17 Le Juge en chef a néanmoins souligné que, dans certains cas, en raison des faits particuliers de l'affaire ou de la preuve d'expert déposée, il pourrait être approprié de donner des directives à la fois en ce qui concerne la capacité de former l'intention requise et en ce qui concerne la nécessité de déterminer, compte tenu de toutes les circonstances, si l'accusé a effectivement formé l'intention requise. On a fait observer que les situations où il peut être indiqué pour le juge du procès de recourir aux directives en deux temps recommandées par la Cour d'appel de l'Ontario dans l'arrêt MacKinlay, précité, comprennent notamment:

a) les cas où il s'agit seulement de savoir si l'accusé a voulu tuer la victime (sous‑al. 229a)(i) du Code), puisqu'il y a peu de chances que le moyen de défense voulant que l'accusé fut trop ivre pour pouvoir former l'intention requise soit retenu, à moins que le jury ne soit convaincu que l'accusé était ivre au point d'être incapable de former l'intention de tuer;

b) les cas où l'accusé invoque l'incapacité comme moyen de défense et où, par conséquent, il demande expressément, dans le cadre de sa défense, que des directives soient données sur la question de la «capacité»;

c) les cas où un expert a parlé, dans son témoignage, de l'effet de l'alcool ou d'autres substances intoxicantes sur la capacité, ce qui augmente l'utilité pour le jury d'un exposé en deux temps.
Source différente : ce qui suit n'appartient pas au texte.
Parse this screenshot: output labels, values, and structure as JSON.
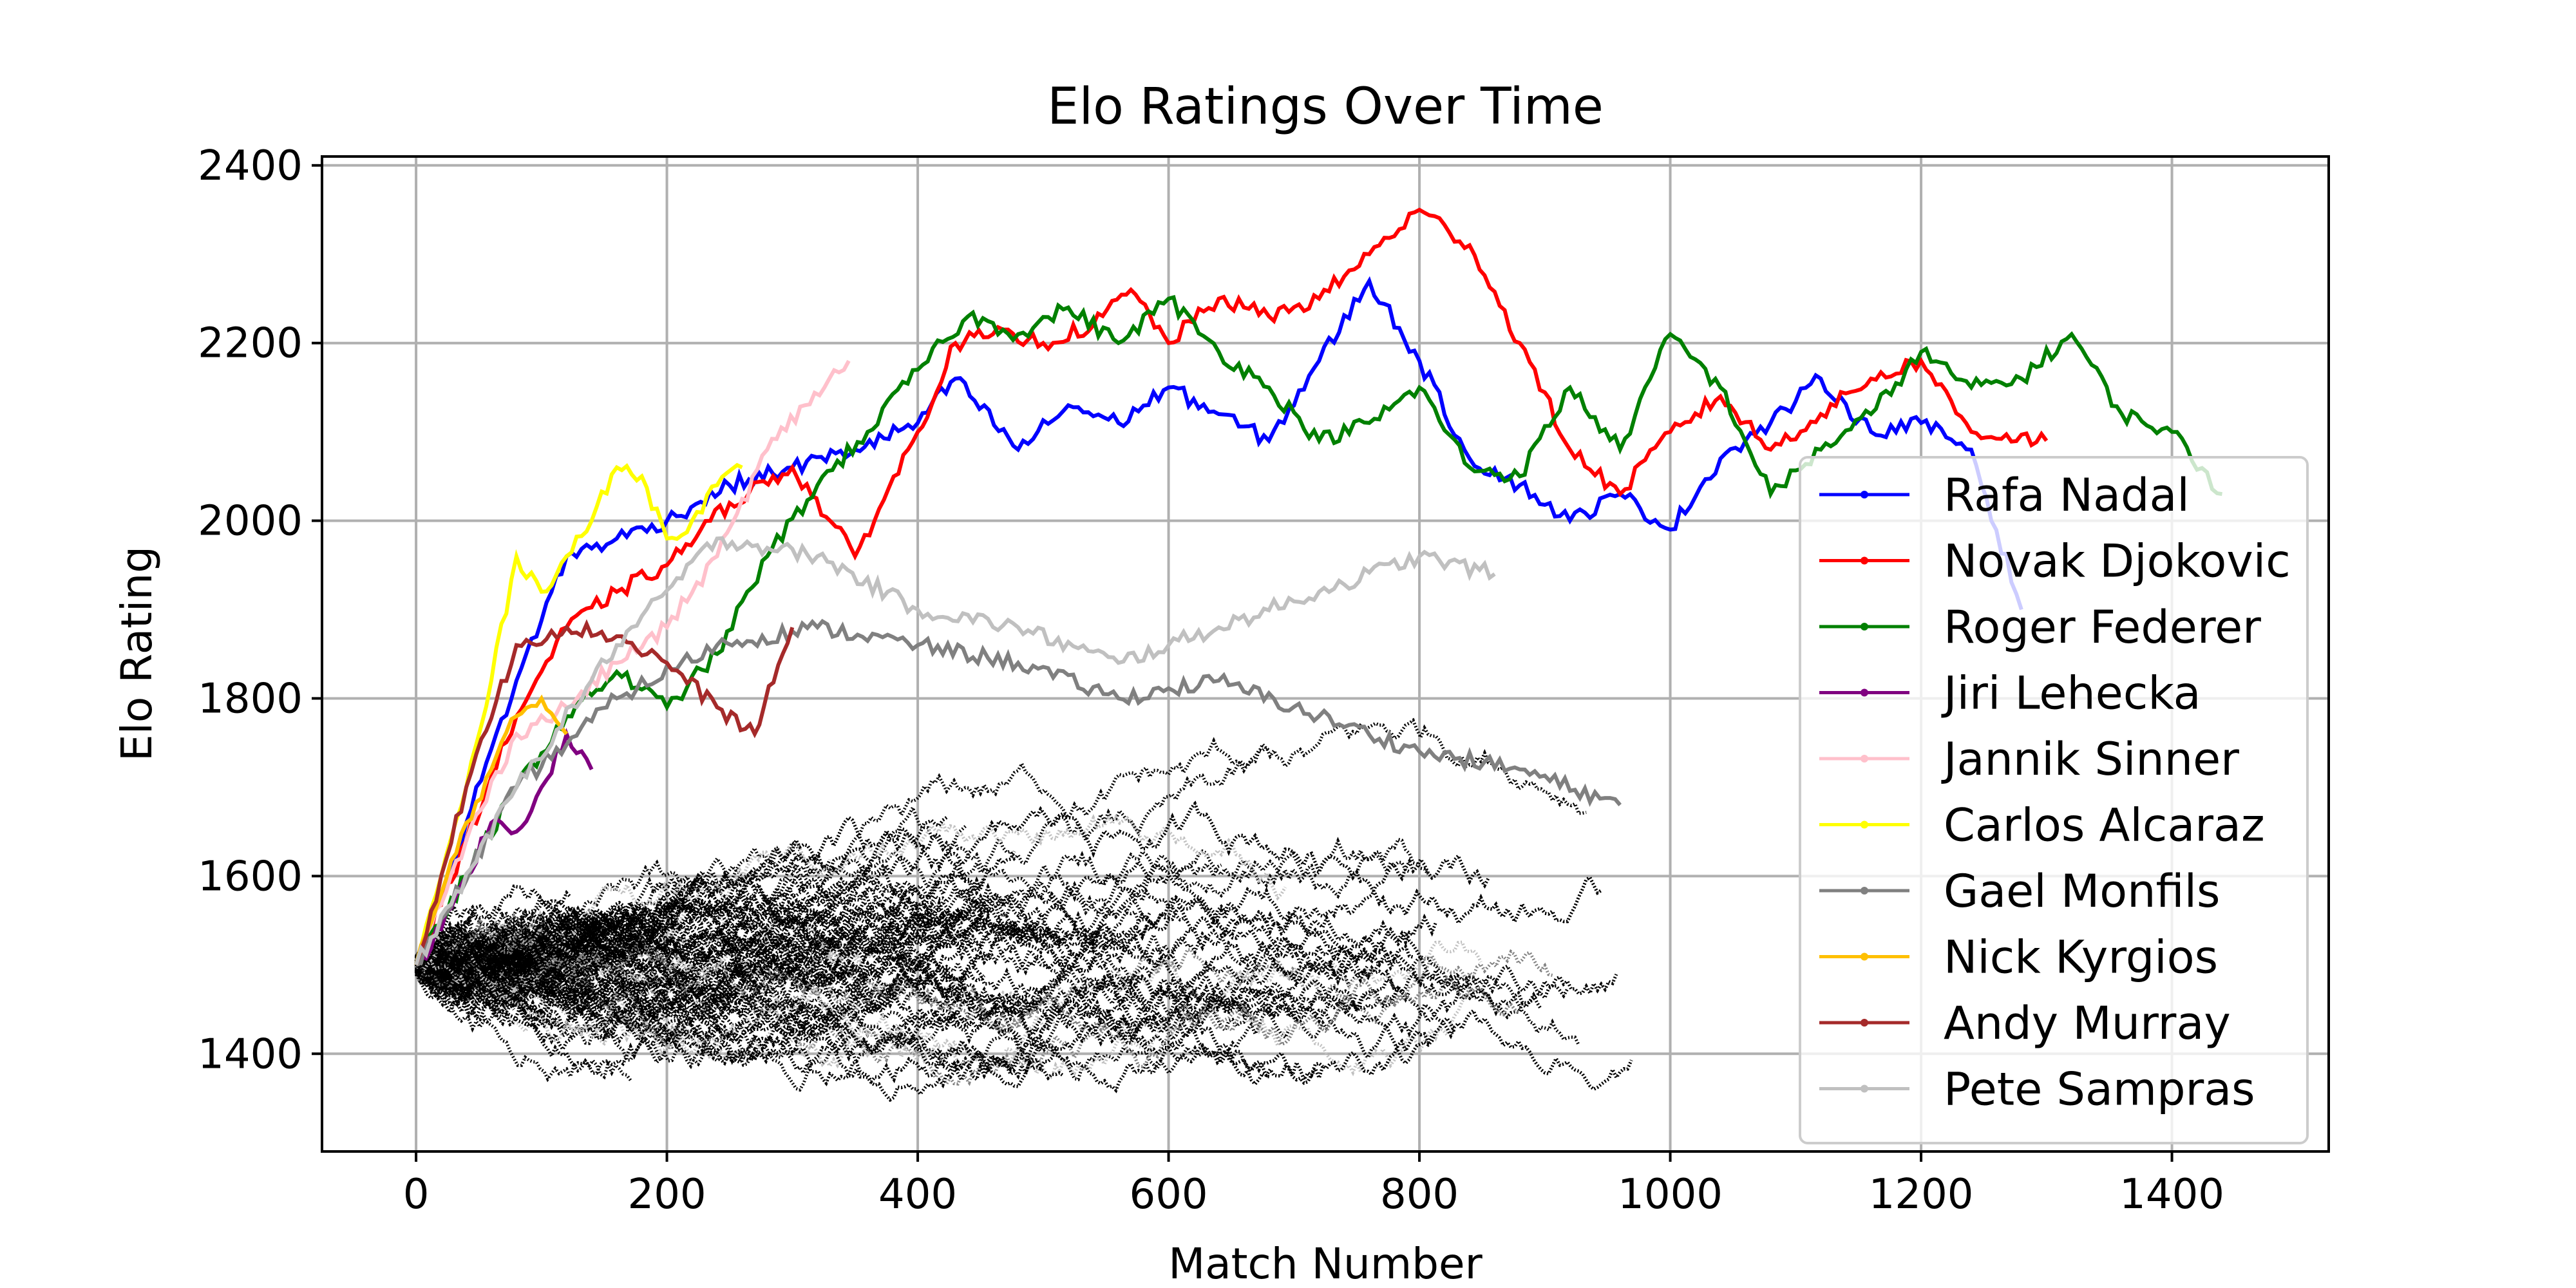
{
  "chart_data": {
    "type": "line",
    "title": "Elo Ratings Over Time",
    "xlabel": "Match Number",
    "ylabel": "Elo Rating",
    "xlim": [
      -75,
      1525
    ],
    "ylim": [
      1290,
      2410
    ],
    "xticks": [
      0,
      200,
      400,
      600,
      800,
      1000,
      1200,
      1400
    ],
    "yticks": [
      1400,
      1600,
      1800,
      2000,
      2200,
      2400
    ],
    "grid": true,
    "legend_position": "right",
    "background_players": {
      "color": "#000000",
      "description_colors": [
        "#000000",
        "#808080",
        "#c0c0c0"
      ]
    },
    "series": [
      {
        "name": "Rafa Nadal",
        "color": "#0000ff",
        "x": [
          0,
          40,
          80,
          120,
          160,
          200,
          250,
          300,
          350,
          400,
          430,
          480,
          520,
          560,
          600,
          640,
          680,
          720,
          760,
          800,
          840,
          880,
          920,
          960,
          1000,
          1040,
          1080,
          1120,
          1160,
          1200,
          1240,
          1280
        ],
        "y": [
          1500,
          1660,
          1820,
          1960,
          1980,
          2000,
          2040,
          2060,
          2080,
          2110,
          2160,
          2080,
          2130,
          2110,
          2150,
          2120,
          2090,
          2180,
          2270,
          2180,
          2070,
          2040,
          2000,
          2030,
          1990,
          2070,
          2110,
          2160,
          2100,
          2110,
          2080,
          1900
        ]
      },
      {
        "name": "Novak Djokovic",
        "color": "#ff0000",
        "x": [
          0,
          40,
          80,
          120,
          160,
          200,
          250,
          300,
          350,
          400,
          430,
          460,
          500,
          540,
          570,
          600,
          640,
          680,
          720,
          760,
          800,
          840,
          880,
          920,
          960,
          1000,
          1040,
          1080,
          1120,
          1160,
          1200,
          1240,
          1300
        ],
        "y": [
          1500,
          1640,
          1780,
          1880,
          1920,
          1950,
          2020,
          2060,
          1960,
          2100,
          2200,
          2210,
          2200,
          2220,
          2260,
          2200,
          2250,
          2230,
          2250,
          2300,
          2350,
          2310,
          2200,
          2080,
          2030,
          2100,
          2140,
          2080,
          2120,
          2160,
          2180,
          2100,
          2090
        ]
      },
      {
        "name": "Roger Federer",
        "color": "#008000",
        "x": [
          0,
          40,
          80,
          120,
          160,
          200,
          240,
          280,
          320,
          360,
          400,
          440,
          480,
          520,
          560,
          600,
          640,
          680,
          720,
          760,
          800,
          840,
          880,
          920,
          960,
          1000,
          1040,
          1080,
          1120,
          1160,
          1200,
          1240,
          1280,
          1320,
          1360,
          1400,
          1440
        ],
        "y": [
          1500,
          1600,
          1700,
          1780,
          1830,
          1790,
          1850,
          1960,
          2040,
          2100,
          2170,
          2230,
          2210,
          2240,
          2200,
          2250,
          2190,
          2150,
          2090,
          2110,
          2150,
          2060,
          2050,
          2150,
          2080,
          2210,
          2150,
          2030,
          2080,
          2120,
          2190,
          2150,
          2160,
          2210,
          2120,
          2100,
          2030
        ]
      },
      {
        "name": "Jiri Lehecka",
        "color": "#800080",
        "x": [
          0,
          20,
          40,
          60,
          80,
          100,
          120,
          140
        ],
        "y": [
          1500,
          1540,
          1600,
          1660,
          1650,
          1700,
          1760,
          1720
        ]
      },
      {
        "name": "Jannik Sinner",
        "color": "#ffc0cb",
        "x": [
          0,
          40,
          80,
          120,
          160,
          200,
          240,
          280,
          310,
          345
        ],
        "y": [
          1500,
          1640,
          1760,
          1790,
          1840,
          1880,
          1960,
          2080,
          2130,
          2180
        ]
      },
      {
        "name": "Carlos Alcaraz",
        "color": "#ffff00",
        "x": [
          0,
          20,
          40,
          60,
          80,
          100,
          120,
          140,
          160,
          180,
          200,
          220,
          240,
          260
        ],
        "y": [
          1500,
          1600,
          1700,
          1820,
          1960,
          1920,
          1960,
          2000,
          2060,
          2050,
          1980,
          2000,
          2040,
          2060
        ]
      },
      {
        "name": "Gael Monfils",
        "color": "#808080",
        "x": [
          0,
          80,
          160,
          240,
          320,
          400,
          480,
          560,
          640,
          720,
          800,
          880,
          960
        ],
        "y": [
          1500,
          1700,
          1800,
          1860,
          1880,
          1860,
          1840,
          1800,
          1820,
          1780,
          1740,
          1720,
          1680
        ]
      },
      {
        "name": "Nick Kyrgios",
        "color": "#ffc000",
        "x": [
          0,
          20,
          40,
          60,
          80,
          100,
          120
        ],
        "y": [
          1500,
          1580,
          1660,
          1720,
          1780,
          1800,
          1760
        ]
      },
      {
        "name": "Andy Murray",
        "color": "#a52a2a",
        "x": [
          0,
          40,
          80,
          120,
          160,
          200,
          240,
          270,
          300
        ],
        "y": [
          1500,
          1700,
          1860,
          1880,
          1870,
          1840,
          1790,
          1760,
          1880
        ]
      },
      {
        "name": "Pete Sampras",
        "color": "#c0c0c0",
        "x": [
          0,
          80,
          160,
          240,
          320,
          400,
          480,
          560,
          640,
          720,
          800,
          860
        ],
        "y": [
          1500,
          1700,
          1860,
          1980,
          1960,
          1900,
          1880,
          1840,
          1880,
          1920,
          1960,
          1940
        ]
      }
    ]
  }
}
18 Dans les cas où le processus en deux temps est adopté, l'arrêt Robinson fournit les lignes directrices suivantes, au par. 54:

. . . on pourrait dire au jury que sa tâche globale consiste à déterminer si l'accusé possédait ou non l'intention requise pour commettre le crime. Si, compte tenu de la preuve d'expert, le jury conserve un doute raisonnable quant à savoir si, par suite de la consommation d'alcool, l'accusé avait la capacité de former l'intention requise, cela met fin à l'examen et l'accusé doit être acquitté de l'infraction reprochée; l'examen doit ensuite porter sur les infractions incluses moins graves. Cependant, si, à la suite de la preuve d'expert, le jury n'a pas de doute raisonnable quant à la capacité de former l'intention, il est évident qu'il doit alors examiner et prendre en considération toutes les circonstances et les éléments de preuve relatifs à ces circonstances pour déterminer si l'accusé possédait ou non l'intention requise pour commettre l'infraction. [Souligné dans l'original.]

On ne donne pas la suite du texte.